Several tweets asked me to answer this question. How would I rewrite sore throat guidelines? Obviously I am biased. So this is my opinion and I am sticking to it!
- I would not change anything about pre-adolescents. Group A strep is the most important bacterial infection and using rapid tests with backup cultures makes sense.
- I would change the guidelines for adolescents and young adults. I would treat patients having Centor scores of 3 or 4 with either penicillin or amoxicillin (augmentin would be fine). I would probably treat some 2s if they looked very ill. I would never use macrolides. If the patient is truly penicillin allergic and looked sick then I would use clindamycin.
- I would have a printed sheet for all adolescent/young adults. I will do a mockup of that sheet in the next paragraph.
- Patients over 30 rarely have pharyngitis. I would treat those patients similarly to adolescent/young adults if they looked sick.
Instructions for adolescents and young adults:
Sore throats should improve over 3-5 days with or without antibiotics. If your sore throat worsens, please return for repeat evaluation.

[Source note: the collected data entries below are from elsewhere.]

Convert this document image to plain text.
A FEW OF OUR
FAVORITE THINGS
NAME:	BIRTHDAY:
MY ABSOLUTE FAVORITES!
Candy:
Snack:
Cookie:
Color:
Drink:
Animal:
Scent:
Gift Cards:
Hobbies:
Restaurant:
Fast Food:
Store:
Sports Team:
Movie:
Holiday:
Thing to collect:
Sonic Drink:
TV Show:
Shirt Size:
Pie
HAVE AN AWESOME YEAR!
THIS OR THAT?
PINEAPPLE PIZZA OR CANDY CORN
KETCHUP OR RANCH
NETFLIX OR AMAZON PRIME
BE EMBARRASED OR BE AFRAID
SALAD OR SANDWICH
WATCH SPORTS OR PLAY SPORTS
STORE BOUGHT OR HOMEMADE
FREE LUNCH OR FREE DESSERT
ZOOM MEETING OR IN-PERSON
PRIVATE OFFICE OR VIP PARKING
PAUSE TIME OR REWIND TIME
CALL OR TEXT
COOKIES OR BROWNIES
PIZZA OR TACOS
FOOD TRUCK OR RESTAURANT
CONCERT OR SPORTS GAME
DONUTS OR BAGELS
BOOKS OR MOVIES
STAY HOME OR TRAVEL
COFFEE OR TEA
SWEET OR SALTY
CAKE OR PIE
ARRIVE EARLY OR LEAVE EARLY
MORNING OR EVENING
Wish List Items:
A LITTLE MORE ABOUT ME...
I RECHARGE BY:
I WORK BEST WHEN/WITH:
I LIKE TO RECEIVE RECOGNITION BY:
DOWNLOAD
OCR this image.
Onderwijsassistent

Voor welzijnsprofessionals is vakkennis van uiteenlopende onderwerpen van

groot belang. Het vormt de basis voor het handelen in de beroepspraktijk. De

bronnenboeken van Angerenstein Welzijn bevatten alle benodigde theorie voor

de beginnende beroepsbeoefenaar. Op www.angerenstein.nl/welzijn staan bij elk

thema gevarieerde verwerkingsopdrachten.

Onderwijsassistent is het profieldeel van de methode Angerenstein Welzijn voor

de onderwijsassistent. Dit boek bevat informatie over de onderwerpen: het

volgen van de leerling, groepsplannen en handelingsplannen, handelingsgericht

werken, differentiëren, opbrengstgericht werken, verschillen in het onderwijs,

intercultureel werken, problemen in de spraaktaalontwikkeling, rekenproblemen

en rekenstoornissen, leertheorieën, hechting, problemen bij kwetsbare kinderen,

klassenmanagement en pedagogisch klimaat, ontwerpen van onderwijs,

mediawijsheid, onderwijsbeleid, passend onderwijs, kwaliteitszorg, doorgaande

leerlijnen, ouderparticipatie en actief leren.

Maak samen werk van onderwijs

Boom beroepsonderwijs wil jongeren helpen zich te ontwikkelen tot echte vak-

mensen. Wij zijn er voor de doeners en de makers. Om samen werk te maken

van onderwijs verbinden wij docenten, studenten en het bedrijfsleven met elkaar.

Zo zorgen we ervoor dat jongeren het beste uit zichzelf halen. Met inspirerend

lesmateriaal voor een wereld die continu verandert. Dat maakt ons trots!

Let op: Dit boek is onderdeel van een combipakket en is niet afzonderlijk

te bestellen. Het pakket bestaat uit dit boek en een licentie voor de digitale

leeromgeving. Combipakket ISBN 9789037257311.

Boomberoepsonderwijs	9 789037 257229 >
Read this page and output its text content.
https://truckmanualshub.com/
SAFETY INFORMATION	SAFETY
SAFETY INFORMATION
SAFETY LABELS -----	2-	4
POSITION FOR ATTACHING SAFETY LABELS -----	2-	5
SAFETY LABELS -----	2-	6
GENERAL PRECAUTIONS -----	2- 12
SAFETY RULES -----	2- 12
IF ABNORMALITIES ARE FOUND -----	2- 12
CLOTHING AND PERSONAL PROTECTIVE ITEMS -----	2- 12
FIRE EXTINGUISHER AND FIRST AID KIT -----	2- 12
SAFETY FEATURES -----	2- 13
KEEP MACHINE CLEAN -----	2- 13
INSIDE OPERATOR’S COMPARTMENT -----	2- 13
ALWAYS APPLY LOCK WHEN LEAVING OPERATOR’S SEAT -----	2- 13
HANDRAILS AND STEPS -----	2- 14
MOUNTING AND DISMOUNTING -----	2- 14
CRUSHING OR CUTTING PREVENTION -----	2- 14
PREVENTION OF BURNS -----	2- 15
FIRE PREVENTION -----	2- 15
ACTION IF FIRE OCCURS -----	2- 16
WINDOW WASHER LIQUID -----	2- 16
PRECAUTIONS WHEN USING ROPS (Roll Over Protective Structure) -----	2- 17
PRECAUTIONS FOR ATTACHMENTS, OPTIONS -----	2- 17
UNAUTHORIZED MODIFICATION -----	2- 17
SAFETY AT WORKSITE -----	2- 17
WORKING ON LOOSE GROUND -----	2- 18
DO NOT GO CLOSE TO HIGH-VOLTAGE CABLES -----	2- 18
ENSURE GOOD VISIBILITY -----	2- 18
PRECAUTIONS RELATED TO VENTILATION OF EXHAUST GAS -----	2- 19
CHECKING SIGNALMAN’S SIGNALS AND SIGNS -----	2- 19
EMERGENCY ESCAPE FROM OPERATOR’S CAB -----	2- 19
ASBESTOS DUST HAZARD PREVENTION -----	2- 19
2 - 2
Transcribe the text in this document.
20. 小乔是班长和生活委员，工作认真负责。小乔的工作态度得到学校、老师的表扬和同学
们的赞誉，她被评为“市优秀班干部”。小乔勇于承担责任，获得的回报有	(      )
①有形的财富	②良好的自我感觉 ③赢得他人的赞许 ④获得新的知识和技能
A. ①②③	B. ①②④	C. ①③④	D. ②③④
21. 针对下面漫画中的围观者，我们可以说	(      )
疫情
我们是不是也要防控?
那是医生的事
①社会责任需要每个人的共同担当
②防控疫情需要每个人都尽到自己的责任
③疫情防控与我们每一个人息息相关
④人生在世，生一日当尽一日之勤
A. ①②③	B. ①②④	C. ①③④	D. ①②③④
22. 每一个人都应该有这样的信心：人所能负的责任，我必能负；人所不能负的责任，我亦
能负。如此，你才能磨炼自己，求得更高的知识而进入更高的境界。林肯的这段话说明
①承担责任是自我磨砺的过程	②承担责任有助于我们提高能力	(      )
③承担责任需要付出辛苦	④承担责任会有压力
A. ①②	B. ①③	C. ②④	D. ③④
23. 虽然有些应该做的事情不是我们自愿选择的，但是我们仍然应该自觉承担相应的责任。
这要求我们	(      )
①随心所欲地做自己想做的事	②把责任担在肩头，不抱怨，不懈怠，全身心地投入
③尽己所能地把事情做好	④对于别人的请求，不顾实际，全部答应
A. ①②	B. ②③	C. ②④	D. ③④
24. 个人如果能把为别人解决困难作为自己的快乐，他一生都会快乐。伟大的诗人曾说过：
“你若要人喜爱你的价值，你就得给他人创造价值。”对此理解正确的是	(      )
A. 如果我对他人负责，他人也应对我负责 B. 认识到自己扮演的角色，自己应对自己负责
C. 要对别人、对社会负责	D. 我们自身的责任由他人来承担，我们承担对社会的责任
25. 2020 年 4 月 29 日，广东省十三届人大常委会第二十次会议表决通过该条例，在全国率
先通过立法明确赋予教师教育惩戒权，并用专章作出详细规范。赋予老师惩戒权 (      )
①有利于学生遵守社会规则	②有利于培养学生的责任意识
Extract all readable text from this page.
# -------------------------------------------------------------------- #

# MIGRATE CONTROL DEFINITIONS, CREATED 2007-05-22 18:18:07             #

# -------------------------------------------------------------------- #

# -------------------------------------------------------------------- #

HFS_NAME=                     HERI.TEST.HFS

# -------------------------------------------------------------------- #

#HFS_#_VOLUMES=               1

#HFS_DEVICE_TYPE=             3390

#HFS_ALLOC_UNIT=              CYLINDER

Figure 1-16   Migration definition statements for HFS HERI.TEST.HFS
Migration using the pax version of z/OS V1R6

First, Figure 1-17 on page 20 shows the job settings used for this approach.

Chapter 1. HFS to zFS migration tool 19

Beware of the following signs of serious infection:
- Rigors – shaking chills
- Drenching night sweats
- Worsening sore throat
- Unilateral neck swelling
- Shortness of breath
If you have any of those signs you will likely need intravenous antibiotics, so you should go to an emergency department as soon as possible.
Commentary
Most Fusobacterium necrophorum do respond to penicillins. They rarely respond to macrolides. If the patient worsens I would either use clindamycin or add metronidazole. If the patient needs IV antibiotics I would choose either piperacillin/tazobactam, penicillin + metronidazole or clindamycin. If you have any suspicion for peritonsillar abscess or Lemierre Syndrome a limited CT of the neck should provide excellent diagnostic information. If you suspect the Lemierre Syndrome, bedside ultrasound of the internal jugular vein should show the clot.